Find $\int_C \vec F \cdot d \vec r $ where $C$ is a circle of radius $2$ in the plane $x + y + z = 5$, centered at $(4,4,-3)$ and oriented clockwise when viewed from the origin, if $\vec F = 4y\vec i - 5\vec j + 2(y-x)\vec k$.
The chapter is on Stoke's theorem, so I'm using that method to solve it.
$$\int_C \vec F \cdot d \vec r = \int \int_S curl \vec F \cdot d\vec S$$
$$ curl \vec F = <2, 2, -9>$$
$$ d\vec S = \frac{\nabla g}{\lvert\nabla g \cdot \vec k \rvert} = \frac {<1,1,1>}{1} $$
So the integral is just $ \int \int_D -5 dA $. At first, for $dA$ i just found the area of the circle, which gave me an answer of $-20 \pi$, which was wrong. Then i switched the sign in case i messed up the orientation and it was also wrong.

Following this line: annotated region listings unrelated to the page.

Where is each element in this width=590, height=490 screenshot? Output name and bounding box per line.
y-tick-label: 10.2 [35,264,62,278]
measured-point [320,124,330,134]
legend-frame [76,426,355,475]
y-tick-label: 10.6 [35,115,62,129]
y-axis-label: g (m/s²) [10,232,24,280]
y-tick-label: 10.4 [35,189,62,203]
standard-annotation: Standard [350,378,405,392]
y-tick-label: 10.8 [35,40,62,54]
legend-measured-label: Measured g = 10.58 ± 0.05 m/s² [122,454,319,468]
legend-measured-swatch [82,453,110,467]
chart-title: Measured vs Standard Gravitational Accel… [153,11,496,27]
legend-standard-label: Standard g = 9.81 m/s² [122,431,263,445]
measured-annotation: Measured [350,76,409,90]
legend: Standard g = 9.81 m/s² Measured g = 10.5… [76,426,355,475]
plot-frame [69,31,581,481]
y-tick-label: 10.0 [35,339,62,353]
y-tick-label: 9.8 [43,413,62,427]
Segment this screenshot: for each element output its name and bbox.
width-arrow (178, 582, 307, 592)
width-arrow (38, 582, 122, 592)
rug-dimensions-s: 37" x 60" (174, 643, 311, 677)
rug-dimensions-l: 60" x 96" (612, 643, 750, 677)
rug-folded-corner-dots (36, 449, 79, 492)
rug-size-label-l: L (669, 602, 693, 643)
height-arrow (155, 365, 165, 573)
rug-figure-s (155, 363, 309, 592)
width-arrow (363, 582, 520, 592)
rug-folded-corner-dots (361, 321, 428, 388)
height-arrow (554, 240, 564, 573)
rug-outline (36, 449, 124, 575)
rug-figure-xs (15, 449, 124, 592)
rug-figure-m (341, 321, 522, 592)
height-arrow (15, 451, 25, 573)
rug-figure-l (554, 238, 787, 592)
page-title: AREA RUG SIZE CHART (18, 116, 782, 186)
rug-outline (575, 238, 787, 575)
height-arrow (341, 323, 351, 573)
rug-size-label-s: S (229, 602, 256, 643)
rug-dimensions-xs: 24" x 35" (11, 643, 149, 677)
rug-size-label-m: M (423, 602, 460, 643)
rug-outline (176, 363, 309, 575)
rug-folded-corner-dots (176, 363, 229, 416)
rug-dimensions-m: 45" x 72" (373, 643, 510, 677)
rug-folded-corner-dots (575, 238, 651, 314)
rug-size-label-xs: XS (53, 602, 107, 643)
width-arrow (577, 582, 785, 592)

I then realized that I needed to project the circle onto the xy plane and take the area of the resultant ellipse, but I'm not sure how to do this.
Don't project the circle in the tilted plane. Just figure out $\text{curl}\,\vec F \cdot \vec n$, where $\vec n$ is the unit normal (appropriately chosen to give the correct orientation). That will be a constant, so the answer will be that constant times the area of the circle.